Nein, liebe Oprah, Liebe auf den ersten Blick war es nicht. Als ich 1993 erstmals für ein Auslandsemester in die USA reiste, waren Sie dort schon fast zehn Jahre auf dem Bildschirm zu bewundern. Ihre TV-Show war bereits in «Oprah Show» umbenannt worden. Äusserst entschlossen, fast schon forsch hatten Sie als Talkmasterin mit brisanten Themen wie Missbrauch und menschlichen Schicksalen auf sich und Ihre Sendung aufmerksam gemacht.
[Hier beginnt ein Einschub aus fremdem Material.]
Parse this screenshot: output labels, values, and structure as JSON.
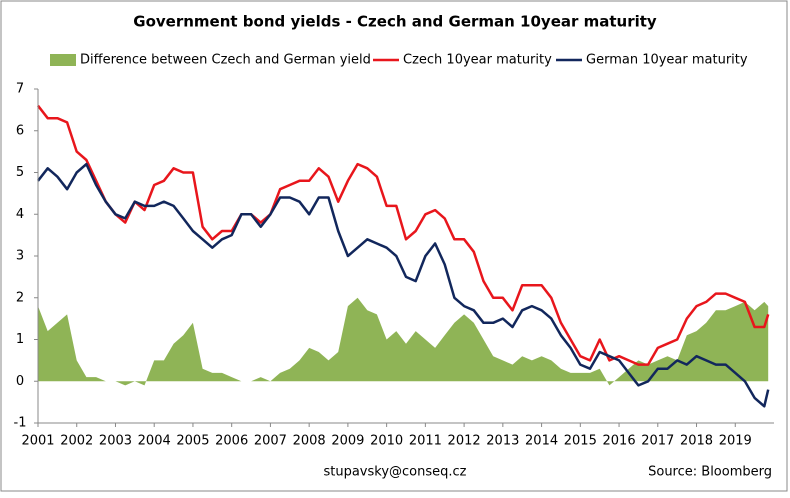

Oh ja, Sie sind eine Show! Sie erheben Ihre tiefe eindringliche Stimme orkanmässig, um der Welt Ihre Meinung kundzutun. Ihre Botschaften werden als Lebensweisheiten um den Globus geschickt. Gekonnt dämpfen Sie Ihre Stimme situationsbedingt, scheuen sich als Fragestellerin in Interviews nicht, Intimes von sich preiszugeben, sodass Ihr Gegenüber nicht anders kann, als Mut und Vertrauen zu schöpfen. Und erzählt. So offenbarte etwa mein Jugendidol Whitney Houston bei Ihnen im Studio seine Drogenprobleme und ihre zerstörerische Beziehung zu Sänger Bobby Brown. Ihre Show war bis zur Einstellung 2011 die erfolgreichste in der TV-Geschichte. Sie, die laute schwarze Talkmasterin, setzen Massstäbe in einem Land, dessen Erfolg lange Weissen gehörte. Irgendwann lachten Sie, die erste afroamerikanische Milliardärin, sogar von Ihrer eigenen Zeitschrift. Bei jeder Ausgabe! Nein, Bescheidenheit ist Ihres nicht. An Ihnen kommt keiner vorbei. Nicht einmal Verkäuferinnen in Zürich: Sie müssen vor Ärger geschäumt haben, als Ihnen in einer Luxusboutique an der Bahnhofstrasse – angeblich – eine teure Tasche nicht gereicht wurde, weil die Verkäuferin in Ihnen keine potente Kundin sah. Rassismus! Wetterten Sie später, zurück in Amerika, im Fernsehen. Ich kann Ihnen versichern, die Verkäuferin weiss jetzt sehr genau, wer Sie sind.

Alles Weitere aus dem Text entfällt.